ALCAMO. Annullata, con rinvio, dalla Cassazione, la sentenza di condanna a tre anni e due mesi di reclusione, confermata nel giudizio di appello, a Giuseppe Di Bartolo, l’imprenditore edile di Castellammare del Golfo, balzato agli onori della cronaca per essere stato ex presidente dell’Alcamo Calcio.
Di Bartolo era stato condannato (anche in primo grado, dal Tribunale di Trapani) per bancarotta fraudolenta durante la gestione della squadra, sotto la cui presidenza raggiunse importanti successi. La condanna si riferisce proprio a fatti legati alla gestione dell’Alcamo calcio, in un processo scaturito dalle indagini e dagli accertamenti fiscali condotti dalla Guardia di finanza della Tenenza di Alcamo nei primi mesi del 2007 sulla società bianconera e che hanno riguardato un triennio a partire dal 2004.
Secondo l’accusa l’imprenditore avrebbe distratto utili ammontanti ad oltre 200 mila euro non reinvestendoli nella società né ponendoli a disposizione della curatela fallimentare. Utili che, secondo le Fiamme gialle, l’associazione sportiva avrebbe conseguito dal 2004 al 2007.
Il Tribunale aveva assolto l’altro imputato nel processo, Francesco Milazzo, suocero di Di Bartolo, accogliendo la richiesta che, in questa direzione, prima del suo difensore, avvocato Gaetano Vivona, aveva fatto lo stesso pubblico ministero, Franco Belvisi. Nel corso del procedimento penale, era emerso, infatti, che nonostante fosse ufficialmente Francesco Milazzo il presidente dell’Alcamo, l’intera gestione della società bianconera sarebbe stata, di fatto, nelle mani dell’imprenditore Giuseppe Di Bartolo.
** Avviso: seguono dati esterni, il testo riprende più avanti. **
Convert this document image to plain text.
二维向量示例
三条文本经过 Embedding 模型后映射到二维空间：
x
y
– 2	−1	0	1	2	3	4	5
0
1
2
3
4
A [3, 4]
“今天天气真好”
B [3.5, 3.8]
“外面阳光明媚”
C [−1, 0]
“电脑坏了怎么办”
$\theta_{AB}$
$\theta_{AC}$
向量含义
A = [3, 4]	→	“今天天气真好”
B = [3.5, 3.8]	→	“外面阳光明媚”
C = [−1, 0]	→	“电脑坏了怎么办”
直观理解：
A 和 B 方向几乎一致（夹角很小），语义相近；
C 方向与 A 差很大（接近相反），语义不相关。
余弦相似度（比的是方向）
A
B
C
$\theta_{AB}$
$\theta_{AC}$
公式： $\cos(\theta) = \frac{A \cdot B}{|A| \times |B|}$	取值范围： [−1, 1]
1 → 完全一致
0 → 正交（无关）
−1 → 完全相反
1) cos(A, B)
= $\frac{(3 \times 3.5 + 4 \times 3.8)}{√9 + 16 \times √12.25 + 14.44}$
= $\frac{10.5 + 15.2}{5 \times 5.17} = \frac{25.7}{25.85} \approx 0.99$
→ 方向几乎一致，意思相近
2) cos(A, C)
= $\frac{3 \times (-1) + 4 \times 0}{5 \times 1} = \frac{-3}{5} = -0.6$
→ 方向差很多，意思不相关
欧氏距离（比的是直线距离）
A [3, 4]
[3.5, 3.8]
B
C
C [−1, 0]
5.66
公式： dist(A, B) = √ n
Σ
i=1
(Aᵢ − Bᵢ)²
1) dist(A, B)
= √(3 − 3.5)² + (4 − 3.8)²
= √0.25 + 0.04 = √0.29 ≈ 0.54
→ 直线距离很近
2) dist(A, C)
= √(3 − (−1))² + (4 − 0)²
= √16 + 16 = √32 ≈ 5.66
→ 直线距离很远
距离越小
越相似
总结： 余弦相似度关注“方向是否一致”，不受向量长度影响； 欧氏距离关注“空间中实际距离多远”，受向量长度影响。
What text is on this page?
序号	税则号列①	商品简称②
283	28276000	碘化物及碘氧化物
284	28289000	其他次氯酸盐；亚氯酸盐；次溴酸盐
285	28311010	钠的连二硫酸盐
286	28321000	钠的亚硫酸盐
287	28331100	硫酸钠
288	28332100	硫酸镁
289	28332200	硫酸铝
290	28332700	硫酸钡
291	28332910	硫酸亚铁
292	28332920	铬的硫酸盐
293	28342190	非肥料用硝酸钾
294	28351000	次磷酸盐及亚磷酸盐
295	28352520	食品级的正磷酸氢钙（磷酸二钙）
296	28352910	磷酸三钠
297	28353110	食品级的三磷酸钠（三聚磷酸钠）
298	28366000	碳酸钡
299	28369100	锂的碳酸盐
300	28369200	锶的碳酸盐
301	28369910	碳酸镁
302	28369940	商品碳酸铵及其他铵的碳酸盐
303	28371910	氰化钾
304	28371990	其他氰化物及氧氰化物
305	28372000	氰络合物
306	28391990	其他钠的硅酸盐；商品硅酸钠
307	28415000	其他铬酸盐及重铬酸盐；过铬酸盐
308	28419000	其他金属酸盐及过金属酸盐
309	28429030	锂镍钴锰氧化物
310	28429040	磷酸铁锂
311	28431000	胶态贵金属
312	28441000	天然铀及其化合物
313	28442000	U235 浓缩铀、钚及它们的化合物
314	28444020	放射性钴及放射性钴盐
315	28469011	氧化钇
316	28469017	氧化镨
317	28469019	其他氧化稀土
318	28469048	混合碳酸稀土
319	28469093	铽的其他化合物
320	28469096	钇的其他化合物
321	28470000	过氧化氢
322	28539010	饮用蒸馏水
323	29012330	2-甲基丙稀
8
Il rappresentante della pubblica accusa sottolineò che Milazzo sarebbe stato titolare solo sulla carta: avrebbe avuto, infatti, un ruolo tanto marginale che, di fatto, si sarebbe limitato a gestire il servizio di biglietteria, staccando materialmente i tagliandi al botteghino in occasione delle partite di calcio. I giudici di primo grado (presidente Angelo Pellino), nell’emettere la sentenza di condanna all’ex patron dell’Alcamo calcio – il pm Franco Belvisi aveva sollecitato una pena a 4 anni di reclusione) - hanno stabilito la pena inflitta "in continuazione" con una precedente: un patteggiamento per un anno e sei mesi.
Giuseppe Di Bartolo era stato dichiarato fallito già nell'ottobre del 2003 e, dunque, secondo l'accusa, aveva esercitato nuove attività di impresa dopo la sentenza di fallimento emessa dal Tribunale di Trapani. Giuseppe DI Bartolo, difeso dall’avvocato Maurizio Lo Presti, adesso, così come ha stabilito la Cassazione, subirà un nuovo processo di secondo grado che sarà celebrato a Palermo in una sezione diversa della Corte d’Appello.